Platinum Friday
"Fridays are golden.", she said.
These words have stuck with me ever since they were spoken by one of my co-workers. Their meaning? When you work in academia, the frantic pace, as least as it relates to information technology, is Monday through Thursday, the days when the majority of our customers are in-house and banging on the door for attention. On Fridays, the students/faculty are still around, they are just in smaller numbers and require minimum attention.

Fridays end up being days that you can focus on a single task and get it accomplished without much fear of interruption. It provides you an opportunity to lock grips with that one particular problem. The one that's only been getting part of your attention all week, not to mention bugging the holy crap out of you, and as such is still unresolved. In the truest sense, it's a time to settle your scores with your work.

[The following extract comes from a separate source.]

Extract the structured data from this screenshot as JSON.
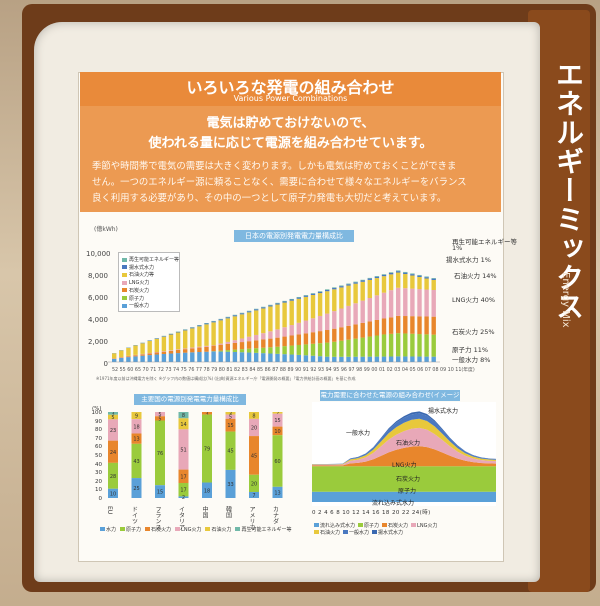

Then there are Fridays during the summer semester. If Fridays during the fall and spring are considered golden, then summer semester Friday's must be platinum. The hallways are almost empty, the daylight cascading in amongst the quiet. Call volume drops down to the single digits and a few sparse e-mail trickle into the inbox. Students and faculty are almost non-existant, and of those faculty that are on campus, they're busy squirreled away in their own pursuits, preserving the sanctity of the day.
"Platinum" Fridays are the kind of days you'd expect if Willy Wonka, or perhaps Bob Marley, designed the American work week. Everyone's in good spirits, going about their tasks in an easy, carefree manner. The mood is light and the work less strenuous. In many ways, I think it ends up being more productive than Monday through Thursday.
After today, there are only five more left, after which they change back to gold. But gold's not so bad. Is it?